Fake visitors: How bots are hijacking e-commerce

Automated bots are increasingly sophisticated in their methods of hijacking e-commerce sites, an industry insider has warned.

Speaking at the Internet Retailing Conference, Sean Bennett, director of consumer markets at cybersecurity firm Shape Security, warned that cyber criminals have become so effective at disguising automated bots as real shoppers that some 63 per cent of visits and impressions recorded by targeted sites are fake, rising to 93 per cent of log-ons.

Cybercriminals use bots to impersonate human shoppers in order to take over accounts, defraud customers and scrape data from the site to gain a financial and commercial advantage.

“The game has developed to such a point that this traffic is looking like real users,” he said, explaining that artificial intelligence means that ‘fake visitors’ are now able to mimic the online activity of a real shopper.

“We’re seeing key presses, we’re seeing mouse movements, we’re seeing human-like interaction and it’s very difficult with existing controls to identify that accurately and to make the right judgements.”

While some bad actors may deploy fake visitors to scope out the analytics of a rival retailer or potential acquisition target, others may have more nefarious or fraudulent intentions.

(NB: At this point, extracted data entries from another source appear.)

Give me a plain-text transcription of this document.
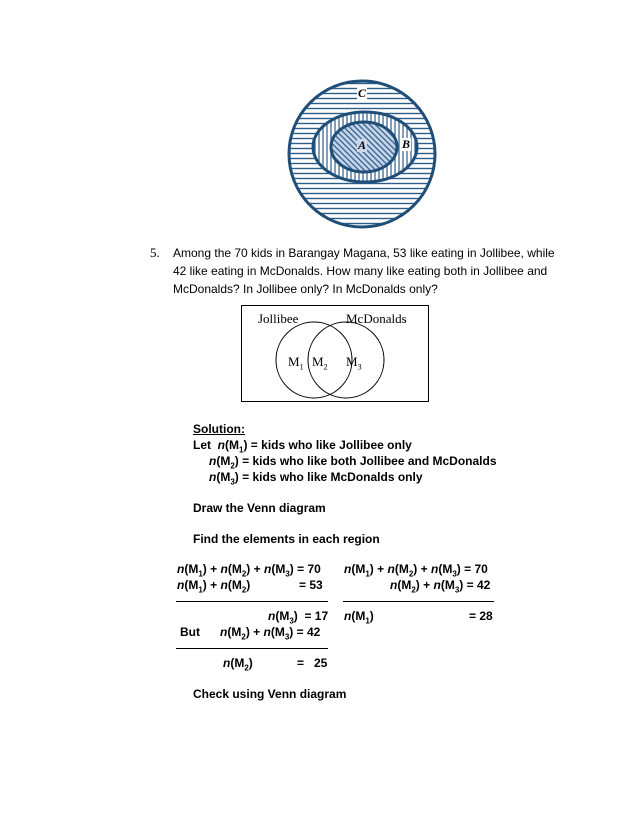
C
B
A
5. Among the 70 kids in Barangay Magana, 53 like eating in Jollibee, while
42 like eating in McDonalds. How many like eating both in Jollibee and
McDonalds? In Jollibee only? In McDonalds only?
Jollibee	McDonalds
$M_1$ $M_2$ $M_3$
Solution:
Let $n(M_1)$ = kids who like Jollibee only
$n(M_2)$ = kids who like both Jollibee and McDonalds
$n(M_3)$ = kids who like McDonalds only
Draw the Venn diagram
Find the elements in each region
$n(M_1) + n(M_2) + n(M_3) = 70$
$n(M_1) + n(M_2)$	= 53
$n(M_3) = 17$
But $n(M_2) + n(M_3) = 42$
$n(M_2)$	=   25
$n(M_1) + n(M_2) + n(M_3) = 70$
$n(M_2) + n(M_3) = 42$
$n(M_1)$	= 28
Check using Venn diagram
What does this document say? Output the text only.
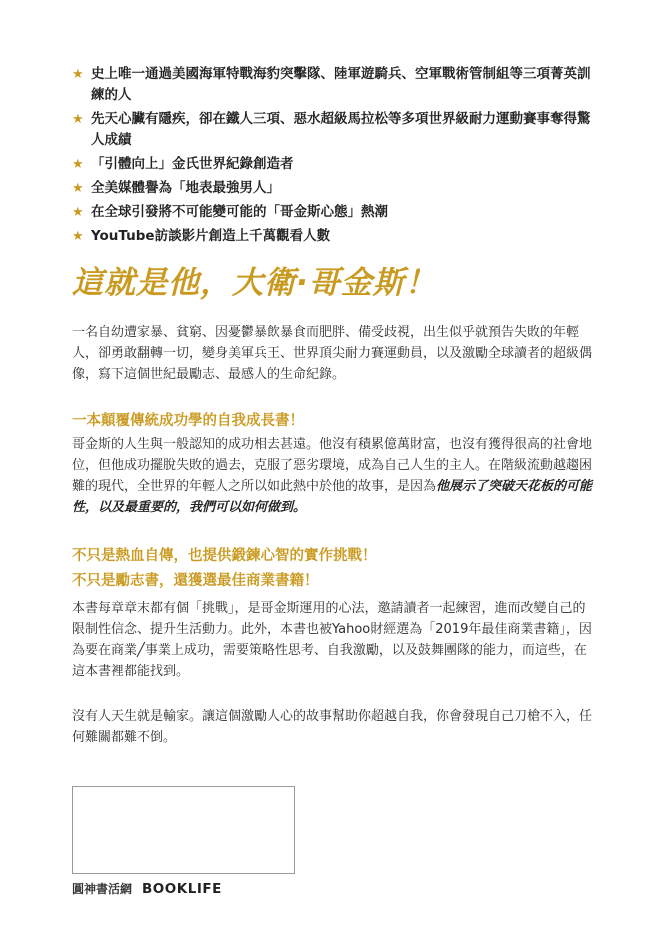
★ 史上唯一通過美國海軍特戰海豹突擊隊、陸軍遊騎兵、空軍戰術管制組等三項菁英訓練的人
★ 先天心臟有隱疾，卻在鐵人三項、惡水超級馬拉松等多項世界級耐力運動賽事奪得驚人成績
★ 「引體向上」金氏世界紀錄創造者
★ 全美媒體譽為「地表最強男人」
★ 在全球引發將不可能變可能的「哥金斯心態」熱潮
★ YouTube訪談影片創造上千萬觀看人數
這就是他，大衛·哥金斯！

一名自幼遭家暴、貧窮、因憂鬱暴飲暴食而肥胖、備受歧視，出生似乎就預告失敗的年輕人，卻勇敢翻轉一切，變身美軍兵王、世界頂尖耐力賽運動員，以及激勵全球讀者的超級偶像，寫下這個世紀最勵志、最感人的生命紀錄。

一本顛覆傳統成功學的自我成長書！

哥金斯的人生與一般認知的成功相去甚遠。他沒有積累億萬財富，也沒有獲得很高的社會地位，但他成功擺脫失敗的過去，克服了惡劣環境，成為自己人生的主人。在階級流動越趨困難的現代，全世界的年輕人之所以如此熱中於他的故事，是因為他展示了突破天花板的可能性，以及最重要的，我們可以如何做到。

不只是熱血自傳，也提供鍛鍊心智的實作挑戰！
不只是勵志書，還獲選最佳商業書籍！

本書每章章末都有個「挑戰」，是哥金斯運用的心法，邀請讀者一起練習，進而改變自己的限制性信念、提升生活動力。此外，本書也被Yahoo財經選為「2019年最佳商業書籍」，因為要在商業╱事業上成功，需要策略性思考、自我激勵，以及鼓舞團隊的能力，而這些，在這本書裡都能找到。

沒有人天生就是輸家。讓這個激勵人心的故事幫助你超越自我，你會發現自己刀槍不入，任何難關都難不倒。

圓神書活網 BOOKLIFE
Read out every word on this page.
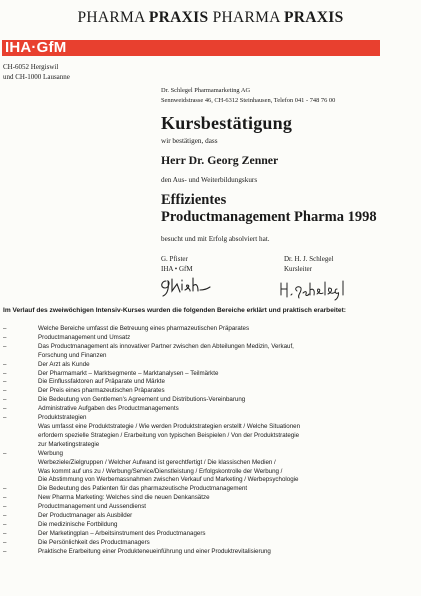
PHARMA PRAXIS PHARMA PRAXIS
IHA·GfM
CH-6052 Hergiswil
und CH-1000 Lausanne
Dr. Schlegel Pharmamarketing AG
Sennweidstrasse 46, CH-6312 Steinhausen, Telefon 041 - 748 76 00
Kursbestätigung
wir bestätigen, dass
Herr Dr. Georg Zenner
den Aus- und Weiterbildungskurs
Effizientes
Productmanagement Pharma 1998
besucht und mit Erfolg absolviert hat.
G. Pfister
IHA • GfM
Dr. H. J. Schlegel
Kursleiter
Im Verlauf des zweiwöchigen Intensiv-Kurses wurden die folgenden Bereiche erklärt und praktisch erarbeitet:
–	Welche Bereiche umfasst die Betreuung eines pharmazeutischen Präparates
–	Productmanagement und Umsatz
–	Das Productmanagement als innovativer Partner zwischen den Abteilungen Medizin, Verkauf,
Forschung und Finanzen
–	Der Arzt als Kunde
–	Der Pharmamarkt – Marktsegmente – Marktanalysen – Teilmärkte
–	Die Einflussfaktoren auf Präparate und Märkte
–	Der Preis eines pharmazeutischen Präparates
–	Die Bedeutung von Gentlemen's Agreement und Distributions-Vereinbarung
–	Administrative Aufgaben des Productmanagements
–	Produktstrategien
Was umfasst eine Produktstrategie / Wie werden Produktstrategien erstellt / Welche Situationen
erfordern spezielle Strategien / Erarbeitung von typischen Beispielen / Von der Produktstrategie
zur Marketingstrategie
–	Werbung
Werbeziele/Zielgruppen / Welcher Aufwand ist gerechtfertigt / Die klassischen Medien /
Was kommt auf uns zu / Werbung/Service/Dienstleistung / Erfolgskontrolle der Werbung /
Die Abstimmung von Werbemassnahmen zwischen Verkauf und Marketing / Werbepsychologie
–	Die Bedeutung des Patienten für das pharmazeutische Productmanagement
–	New Pharma Marketing: Welches sind die neuen Denkansätze
–	Productmanagement und Aussendienst
–	Der Productmanager als Ausbilder
–	Die medizinische Fortbildung
–	Der Marketingplan – Arbeitsinstrument des Productmanagers
–	Die Persönlichkeit des Productmanagers
–	Praktische Erarbeitung einer Produkteneueinführung und einer Produktrevitalisierung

Bennett explained: “The first key motive is around stealing data, getting in and grabbing pricing details, getting inventory numbers so they can maybe compete better, get some analysis on which retailer is best to invest in or which is potentially an acquisition target, or just purposefully to screw metrics, to get in and misdirect the marketing teams and the budget to a different area.”

Hackers are now able to scrape data and interfaces from entire website in order to set up zombie sites as part of a fraud, he said.

“Increasingly we’re seeing whole sites scraped and set up as a direct copy of the brand site in jurisdictions where the brand can’t directly operate. And that third party takes that customer relationship, and at that point you can’t control them, engage with them and at that point you lose the customer, not to mention the legal ramifications.”

Criminals taking over customer logins and stealing credit balances is also a “clear and present danger” from hackers, Bennett warned.

He also noted that automated bots can be trained on customer baskets in order to exhaust a retailer’s inventory, leading to website paralysis and stock levels drying up, with a potentially huge impact for customers and companies.

“In many retailers that we work with stock is held as soon as it’s in cart. So if the bad actors are accessing the sites and adding things in and they’re trying to check stock levels, what they will do is through many fake accounts that they’ve set up… they will try to push the business by seeing how many carts they can fill up before the inventory is exhausted.

“They use that data in many ways. Some to effectively extort the merchants in other ways just to collect data but it’s preventing real customers from buying.”